I’ve left out some insignificant code bits here and there–you can look at the source if you need to. The project was bootstrapped using the Alfresco Maven SDK and includes a unit test that makes sure the behavior works as expected.
Result
The project creates an AMP file. If you’ve checked out the source you can build the AMP using mvn install. Then you can install the AMP into the Alfresco WAR by placing the AMP in the amps directory and run apply_amps.sh. Alternatively, you can use mvn alfresco:install. After installing the AMP into the Alfresco WAR you can test it out.

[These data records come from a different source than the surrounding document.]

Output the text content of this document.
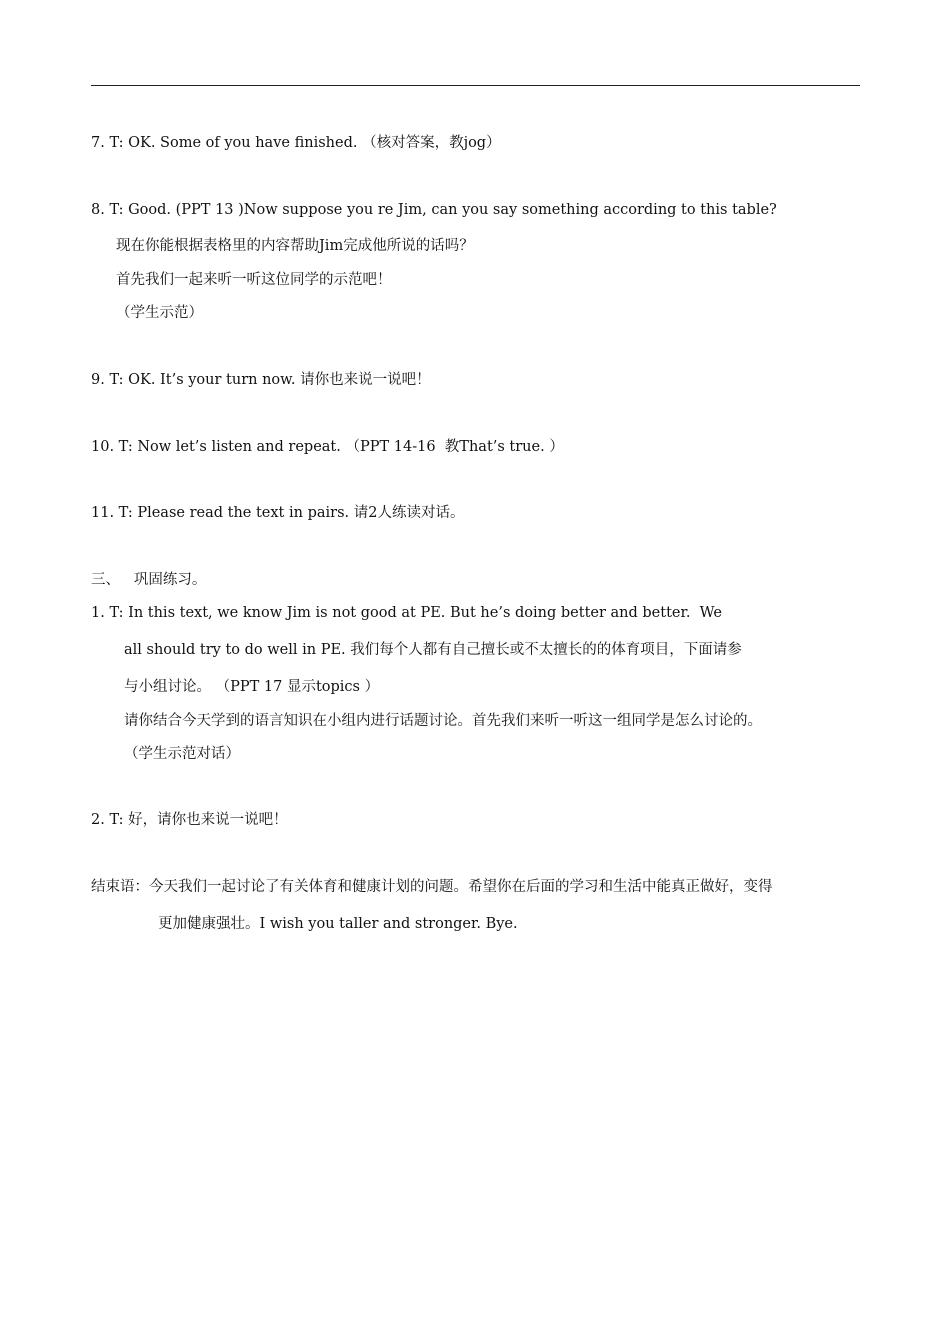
7. T: OK. Some of you have finished. （核对答案，教jog）
8. T: Good. (PPT 13 )Now suppose you re Jim, can you say something according to this table?
现在你能根据表格里的内容帮助Jim完成他所说的话吗？
首先我们一起来听一听这位同学的示范吧！
（学生示范）
9. T: OK. It’s your turn now. 请你也来说一说吧！
10. T: Now let’s listen and repeat. （PPT 14-16  教That’s true. ）
11. T: Please read the text in pairs. 请2人练读对话。
三、   巩固练习。
1. T: In this text, we know Jim is not good at PE. But he’s doing better and better.  We
all should try to do well in PE. 我们每个人都有自己擅长或不太擅长的的体育项目，下面请参
与小组讨论。 （PPT 17 显示topics ）
请你结合今天学到的语言知识在小组内进行话题讨论。首先我们来听一听这一组同学是怎么讨论的。
（学生示范对话）
2. T: 好，请你也来说一说吧！
结束语：今天我们一起讨论了有关体育和健康计划的问题。希望你在后面的学习和生活中能真正做好，变得
更加健康强壮。I wish you taller and stronger. Bye.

Out-of-the-box Alfresco Share has a single site type called “Collaboration Site”. The preset ID for that type of site is “site-dashboard”. You might have additional site types configured in your installation. To set up the template for the default collaboration site, navigate to Data Dictionary/Space Templates and create a folder called “site-dashboard”. Then add whatever folders and documents you want to that folder. Now, anytime a “Collaboration Site” gets created in Alresco Share, the document library will automatically be created with the same folders and documents you’ve set up in your space template.
This was not a mind-blowing, deeply-technical extension to Alfresco. Hopefully, it shows you that, with even a few lines of code, you can easily add useful functionality to Alfresco.